Wuhan, the Chinese city identified as the epicenter of the novel coronavirus, may have a lower death rate than what was previously reported. This is according to a study published recently in the journal Natural Medicine. 

The study identified that Wuhan only has 1.4% of the death rate compared to a 2% to 3.4% death rate that was previously reported. The calculation was made using February 29 data where Wuhan had 48,557 COVID-19 cases and 2,169 deaths.  

The study also highlighted what health experts have been saying about higher contraction and death rates among elderly COVID-19 patients. For all other ages who exhibited COVID-19 symptoms, the fatality rate was only 1.4%. By comparison, the death rate among people who are 60 years old and above was 2.6%.     

The instance of showing COVID-19 symptoms are also higher as people age.

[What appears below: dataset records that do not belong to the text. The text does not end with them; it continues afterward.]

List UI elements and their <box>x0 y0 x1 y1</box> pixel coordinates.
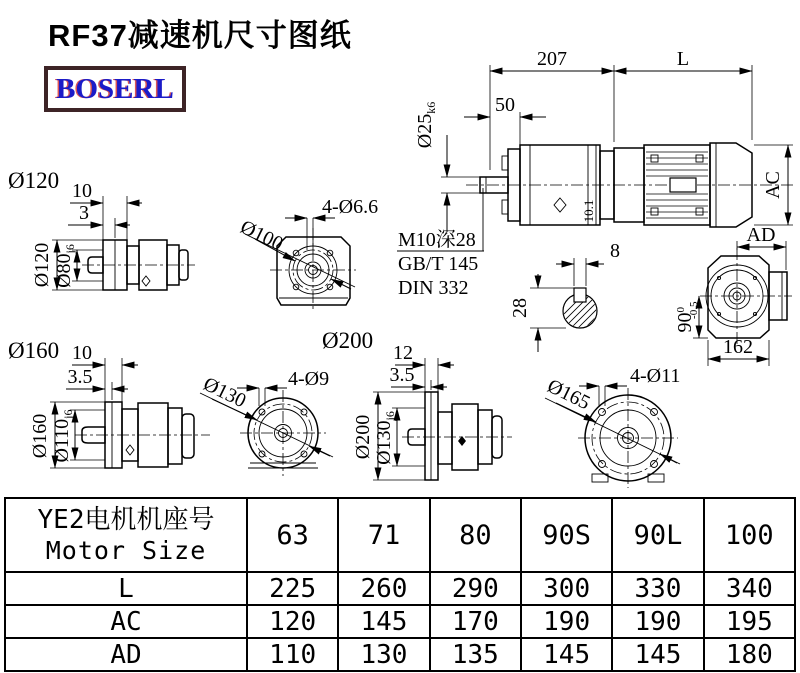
dim-120-hub: $Ø80_{j6}$ <box>53 244 77 288</box>
dim-shaft-dia: $Ø25_{k6}$ <box>414 101 438 149</box>
motor-size-col: 80 <box>430 498 521 572</box>
dim-L: L <box>676 48 690 70</box>
main-side-view <box>414 48 796 232</box>
cell: 225 <box>247 572 338 605</box>
cell: 340 <box>704 572 795 605</box>
view-120-title: Ø120 <box>8 168 60 193</box>
brand-logo: BOSERL <box>44 66 186 112</box>
motor-size-table <box>4 497 796 672</box>
table-row-AD <box>5 638 795 671</box>
cell: 110 <box>247 638 338 671</box>
cell: 145 <box>521 638 612 671</box>
dim-160-35: 3.5 <box>67 366 93 388</box>
cell: 260 <box>338 572 429 605</box>
dim-200-dia: Ø200 <box>352 414 374 460</box>
dim-160-dia: Ø160 <box>29 413 51 459</box>
thread-note-line2: GB/T 145 <box>398 253 479 275</box>
dim-200-holes: 4-Ø9 <box>288 368 330 390</box>
cell: 195 <box>704 605 795 638</box>
motor-size-col: 100 <box>704 498 795 572</box>
motor-size-col: 63 <box>247 498 338 572</box>
table-row-L <box>5 572 795 605</box>
table-header-row <box>5 498 795 572</box>
flange-160-side-view <box>8 338 210 468</box>
dim-90: $90^0-0.5$ <box>674 301 700 333</box>
flange-165-front-view <box>544 365 681 488</box>
dim-165-holes: 4-Ø11 <box>630 365 681 387</box>
dim-100-holes: 4-Ø6.6 <box>322 196 379 218</box>
oil-plug-icon <box>554 198 566 212</box>
table-header-cn: YE2电机机座号 <box>37 505 215 535</box>
cell: 300 <box>521 572 612 605</box>
cell: 135 <box>430 638 521 671</box>
dim-200-12: 12 <box>393 342 413 364</box>
dim-207: 207 <box>537 48 567 70</box>
dim-200-hub: $Ø130_{j6}$ <box>373 411 397 465</box>
motor-nameplate <box>670 178 696 192</box>
keyway <box>574 288 586 302</box>
cell: 180 <box>704 638 795 671</box>
cell: 145 <box>612 638 703 671</box>
table-header-en: Motor Size <box>45 536 207 565</box>
cell: 290 <box>430 572 521 605</box>
motor-size-col: 90L <box>612 498 703 572</box>
cell: 170 <box>430 605 521 638</box>
dim-100-dia: Ø100 <box>236 215 287 256</box>
thread-note-line1: M10深28 <box>398 229 476 251</box>
dim-AC: AC <box>762 171 784 199</box>
row-label: L <box>5 572 247 605</box>
dim-162: 162 <box>723 336 753 358</box>
motor-size-col: 71 <box>338 498 429 572</box>
row-label: AD <box>5 638 247 671</box>
cell: 145 <box>338 605 429 638</box>
table-row-AC <box>5 605 795 638</box>
thread-note <box>397 188 484 299</box>
thread-note-line3: DIN 332 <box>398 277 469 299</box>
view-160-title: Ø160 <box>8 338 60 363</box>
cell: 120 <box>247 605 338 638</box>
dim-120-3: 3 <box>79 202 89 224</box>
cell: 330 <box>612 572 703 605</box>
dim-120-10: 10 <box>72 180 92 202</box>
flange-100-front-view <box>237 196 378 312</box>
shaft-section-view <box>509 240 630 352</box>
cell: 190 <box>521 605 612 638</box>
table-header-label <box>5 498 247 572</box>
cell: 190 <box>612 605 703 638</box>
row-label: AC <box>5 605 247 638</box>
dim-200-bc: Ø130 <box>199 372 250 413</box>
dim-120-dia: Ø120 <box>31 242 53 288</box>
dim-shaft-height: 28 <box>509 298 531 318</box>
page-title: RF37减速机尺寸图纸 <box>48 18 352 53</box>
flange-200-group <box>200 328 512 480</box>
flange-120-side-view <box>8 168 195 290</box>
view-200-title: Ø200 <box>322 328 374 353</box>
dim-165-bc: Ø165 <box>543 374 594 415</box>
cell: 130 <box>338 638 429 671</box>
dim-50: 50 <box>495 94 515 116</box>
dim-200-35: 3.5 <box>389 364 415 386</box>
dim-160-10: 10 <box>72 342 92 364</box>
dim-note-101: 10.1 <box>581 199 596 223</box>
dim-AD: AD <box>746 224 776 246</box>
dim-key-width: 8 <box>610 240 620 262</box>
dim-160-hub: $Ø110_{j6}$ <box>51 409 75 463</box>
motor-rear-view <box>674 224 792 366</box>
motor-size-col: 90S <box>521 498 612 572</box>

The risk of developing symptomatic infection increases by 4% per year for people aged 30 to 60, according to the study. 

The study forecasted that elderly, or those 60 years old and above, were twice as likely to develop symptoms compared to individuals aged 30 to 59. People below 30 years old, meanwhile, only have about one-sixth the chance to manifest symptoms.

The finding is significant in highlighting the possibility that many younger adults are asymptomatic and are spreading the infection unknowingly.  At the same time, the finding also affirms the earlier conclusion that older people are at higher risk of dying due to the virus. Indeed, when translated to numbers, the study showed that people aged between 30 to 59 years old are 0.5% of dying after contracting the virus, while it's 0.3% for those under 30 years old. 

In the end, the study warned that the transmission of COVID-19 is difficult to control. 

"We might expect at least half of the population to be infected, even with aggressive use of community mitigation measures," the study warns. 

Indeed, COVID-19 is killing people all over the world at a rate that wasn't expected. Of most particular concern right now is Iran where one report said one person is dying every 10 minutes. 18,500 people have already contracted the virus and at least 1,284 people already died. Iran has the highest death toll outside of China and next to Italy.  

Iran has, in fact, saw a spike in deaths in the past 24 hours, 149 to be exact. The World Health Organization said the reported numbers from Iran may actually be higher since testing is only done for most severe cases.

Italy, meanwhile, has surpassed China's death toll as of March 19.  The country saw 3,405 total deaths as of Thursday. That is 156 more than China's deaths at 3,249.  At the same time, Italy's confirmed cases are now at 41,035, with 5,322 new cases reported in the past 24 hours.